What was proven is that any formula that works (and isn't just the reals) secretly encodes the complex numbers in another way. For instance, if I did my algebra right, my first (a, b) is like a+b+bi and my second is like a+2bi.

diribigal

I have a question. If we can invent imaginary axis and make imaginary real plane. Why can't we add third dimension j = 1/0 dots will be rotated 90⁰ around imaginary axis and if we look at imaginary-real plane it will be collapsed into dots which have zero gap between them? Is 3D number system possible?

elgunsadiqli

I think you turned down (ac + bd, ad + bc) a bit too quickly. Sure, a number (a, b) doesn't have an inverse when a² = b², but you still could've taken a look at the geometry that results from this product! It's really interesting and might not be what you'd expect.
Another interesting product is (ac, ad + bc). This also has several non-invertable elements (technically called "zero-divisors") (a, b) when a = 0, but it also gives an interesting and very useful geometry.

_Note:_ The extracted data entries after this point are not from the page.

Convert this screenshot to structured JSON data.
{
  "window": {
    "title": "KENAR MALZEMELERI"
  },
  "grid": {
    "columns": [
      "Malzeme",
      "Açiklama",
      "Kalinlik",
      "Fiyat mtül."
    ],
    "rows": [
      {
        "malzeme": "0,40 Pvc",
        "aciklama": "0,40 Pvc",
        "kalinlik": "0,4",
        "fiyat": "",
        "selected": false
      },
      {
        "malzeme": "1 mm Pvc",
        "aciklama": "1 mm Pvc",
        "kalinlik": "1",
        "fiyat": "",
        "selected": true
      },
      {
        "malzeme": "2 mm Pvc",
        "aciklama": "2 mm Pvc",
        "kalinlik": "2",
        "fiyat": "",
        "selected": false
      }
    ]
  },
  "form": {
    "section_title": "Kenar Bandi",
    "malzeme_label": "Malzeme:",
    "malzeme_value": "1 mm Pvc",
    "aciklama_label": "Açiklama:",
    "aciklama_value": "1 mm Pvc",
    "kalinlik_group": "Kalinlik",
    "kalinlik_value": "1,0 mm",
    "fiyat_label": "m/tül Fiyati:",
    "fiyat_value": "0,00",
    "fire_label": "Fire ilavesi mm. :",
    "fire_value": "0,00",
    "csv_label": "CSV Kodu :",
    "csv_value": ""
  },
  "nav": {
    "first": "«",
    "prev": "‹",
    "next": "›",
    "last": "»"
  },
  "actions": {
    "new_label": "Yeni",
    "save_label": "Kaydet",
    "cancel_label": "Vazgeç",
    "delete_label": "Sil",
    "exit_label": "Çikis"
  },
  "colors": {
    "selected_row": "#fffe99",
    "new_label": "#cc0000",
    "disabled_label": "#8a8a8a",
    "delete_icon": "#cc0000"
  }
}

It's _also_ surprisingly closely related to calculus, and in a similar vein, the previous product is very useful in physics.

angeldude

Great way to explain this stuff.
But there is confusion at 15:25 where z=r and then suddenly z is r multiplied with something else.

bjorntorlarsson

I would suggest you take a look at geometric algebra

tombouie

Never thought it would take me so long in my life to understand why -1*-1=1😂

willfredo